The second O in MOOC is for online.  MOOCs can be used as an interactive platform where participants communicate in real-time with one another whether through Hangouts, chat rooms, or other forms of social media instant communication.  Then there are those MOOCs that consists of  groups of individuals who have a common interest in a topic.  These groups communicate through posts, blog entries and other areas where people can view entries when they have the time available to reflect and respond.

The C in MOOC is for course.  This is where each specific MOOC will determine the end goal for the course.  Some MOOCs have extrinsic values, such as class credits, certificates, or online badges.  Other MOOCs are designed for an individual's intrinsic value, where they know that they are better informed and educated on a topic.

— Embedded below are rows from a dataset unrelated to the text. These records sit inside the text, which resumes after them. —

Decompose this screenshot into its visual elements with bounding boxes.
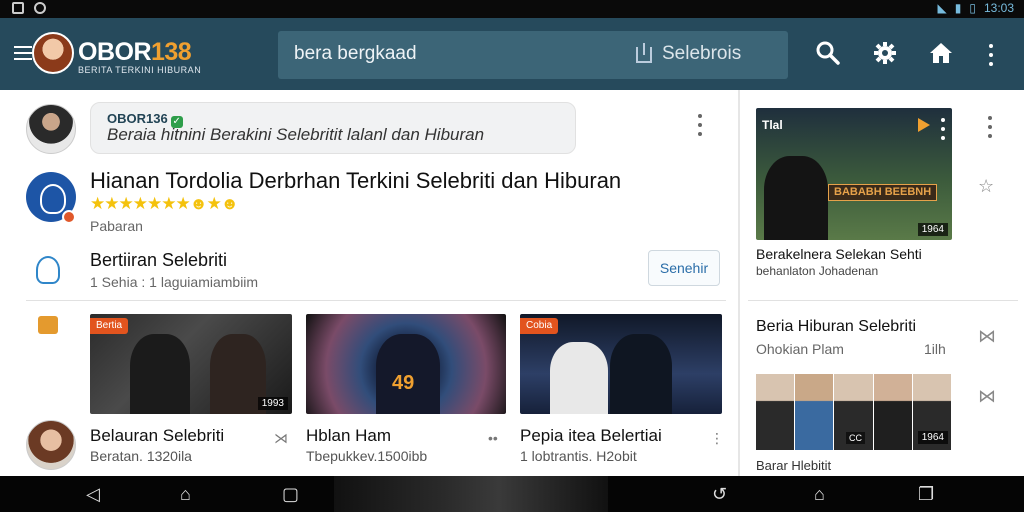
bookmark-icon[interactable]: ⋈ [978, 386, 996, 407]
clock: 13:03 [983, 1, 1014, 15]
featured-video-thumbnail[interactable]: Tlal BABABH BEEBNH 1964 [756, 108, 952, 240]
post-card[interactable]: OBOR136 ✓ Beraia hitnini Berakini Selebri… [90, 102, 576, 154]
featured-label: Tlal [762, 118, 783, 132]
video-tag: Bertia [90, 318, 129, 334]
status-bar: ◣ ▮ ▯ 13:03 [0, 0, 1024, 18]
video-duration: 1964 [917, 223, 948, 236]
post-author-avatar[interactable] [26, 104, 76, 154]
back-icon[interactable]: ◁ [86, 485, 100, 503]
menu-icon[interactable] [14, 46, 32, 60]
video-title[interactable]: Hblan Ham [306, 426, 391, 446]
divider [748, 300, 1018, 301]
signal-icon: ▮ [954, 1, 962, 15]
wifi-icon: ◣ [937, 1, 947, 15]
video-meta: Tbepukkev.1500ibb [306, 448, 428, 464]
search-icon[interactable] [814, 40, 842, 68]
brand-number: 138 [151, 38, 192, 66]
more-options-icon[interactable] [988, 44, 994, 66]
video-thumbnail[interactable]: 49 [306, 314, 506, 414]
channel-subtitle: Pabaran [90, 218, 143, 234]
home-nav-icon[interactable]: ⌂ [814, 485, 825, 503]
star-icon[interactable]: ☆ [978, 176, 994, 197]
brand-tagline: BERITA TERKINI HIBURAN [78, 65, 202, 75]
divider [26, 300, 726, 301]
app-bar: OBOR138 BERITA TERKINI HIBURAN bera berg… [0, 18, 1024, 90]
video-title[interactable]: Pepia itea Belertiai [520, 426, 662, 446]
video-title[interactable]: Belauran Selebriti [90, 426, 224, 446]
category-icon [36, 256, 60, 284]
bookmark-icon[interactable]: ⋈ [978, 326, 996, 347]
group-video-thumbnail[interactable]: CC 1964 [756, 374, 952, 450]
thumbnail-more-icon[interactable] [940, 118, 946, 140]
more-dots-icon[interactable]: •• [488, 430, 498, 446]
rotate-icon[interactable]: ↺ [712, 485, 727, 503]
recents-icon[interactable]: ❐ [918, 485, 934, 503]
section-subtitle: Ohokian Plam [756, 341, 844, 357]
captions-icon: CC [846, 432, 865, 444]
play-icon[interactable] [918, 118, 930, 132]
video-tag: Cobia [520, 318, 559, 334]
sync-icon [34, 2, 46, 14]
profile-avatar[interactable] [32, 32, 74, 74]
thumbnail-overlay-text: BABABH BEEBNH [828, 184, 938, 201]
category-action-button[interactable]: Senehir [648, 250, 720, 286]
rating-stars: ★★★★★★★☻★☻ [90, 194, 239, 213]
post-text: Beraia hitnini Berakini Selebritit lalan… [107, 125, 485, 144]
video-meta: Beratan. 1320ila [90, 448, 192, 464]
live-badge-icon [62, 210, 76, 224]
nav-background-preview [334, 476, 608, 512]
notification-icon [12, 2, 24, 14]
featured-video-title[interactable]: Berakelnera Selekan Sehti [756, 246, 922, 262]
side-more-icon[interactable] [987, 116, 993, 138]
section-count: 1ilh [924, 341, 946, 357]
video-thumbnail[interactable]: Bertia 1993 [90, 314, 292, 414]
box-icon [38, 316, 58, 334]
video-meta: 1 lobtrantis. H2obit [520, 448, 637, 464]
share-icon[interactable]: ⋊ [274, 430, 288, 447]
search-input[interactable]: bera bergkaad [294, 43, 417, 65]
category-title[interactable]: Bertiiran Selebriti [90, 250, 227, 271]
system-nav-bar: ◁ ⌂ ▢ ↺ ⌂ ❐ [0, 476, 1024, 512]
featured-video-subtitle: behanlaton Johadenan [756, 264, 879, 278]
post-more-icon[interactable] [697, 114, 703, 136]
main-feed: OBOR136 ✓ Beraia hitnini Berakini Selebri… [0, 90, 736, 476]
home-icon[interactable] [927, 40, 955, 68]
post-handle[interactable]: OBOR136 [107, 111, 168, 126]
search-bar[interactable]: bera bergkaad Selebrois [278, 31, 788, 79]
brand-title: OBOR [78, 38, 152, 66]
gear-icon[interactable] [871, 40, 899, 68]
video-duration: 1993 [257, 397, 288, 410]
group-video-title[interactable]: Barar Hlebitit [756, 458, 831, 473]
more-options-icon[interactable]: ⋮ [710, 430, 724, 447]
video-author-avatar[interactable] [26, 420, 76, 470]
channel-title[interactable]: Hianan Tordolia Derbrhan Terkini Selebri… [90, 168, 621, 194]
video-thumbnail[interactable]: Cobia [520, 314, 722, 414]
video-duration: 1964 [917, 431, 948, 444]
category-subtitle: 1 Sehia : 1 laguiamiambiim [90, 274, 259, 290]
brand-logo[interactable]: OBOR138 BERITA TERKINI HIBURAN [78, 38, 201, 75]
home-nav-icon[interactable]: ⌂ [180, 485, 191, 503]
side-panel: Tlal BABABH BEEBNH 1964 ☆ Berakelnera Se… [738, 90, 1024, 476]
section-title[interactable]: Beria Hiburan Selebriti [756, 318, 916, 336]
search-category[interactable]: Selebrois [662, 43, 741, 65]
battery-icon: ▯ [969, 1, 976, 15]
recents-icon[interactable]: ▢ [282, 485, 299, 503]
upload-icon[interactable] [636, 43, 652, 63]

When Ferdig wrote his article, MOOCs were still primarily being used for continuing education for adults.  There has been interest and focus put on the possibilities that MOOCs could have in K-12 education.  In my opinion, if this is a trend that will continue, I firmly believe that K-12 education should invest in the process and find ways to introduce the youths of today to these educational opportunities.

Through the IT&DML courses, I have had the ability to study and investigate a variety of online and hybrid learning environments.  Using a Google Chromebook, our class has been able to become members of multiple Google+ Communities.  These communities have provided a platforms similar to a cMOOC, where we as students have used the forums to learn about topics, but also become experts in the field.  In addition, we took part in an Online Research and Media Skills (ORMS) MOOC.  Although we had the ability to post reflections and discuss the topics with our fellow classmates through this MOOC, we also received instruction and guidance from experts in the field.  This MOOC in my opinion was similar to the xMOOCs Ferdig discussed, except there was a little cMOOC style involved.

I will always be a lifelong learner.  Now that I have been introduced to MOOCs, I feel that thousands of opportunities have been presented to me and I just hope I have enough time to explore them all.  Look out MOOCs, here I come!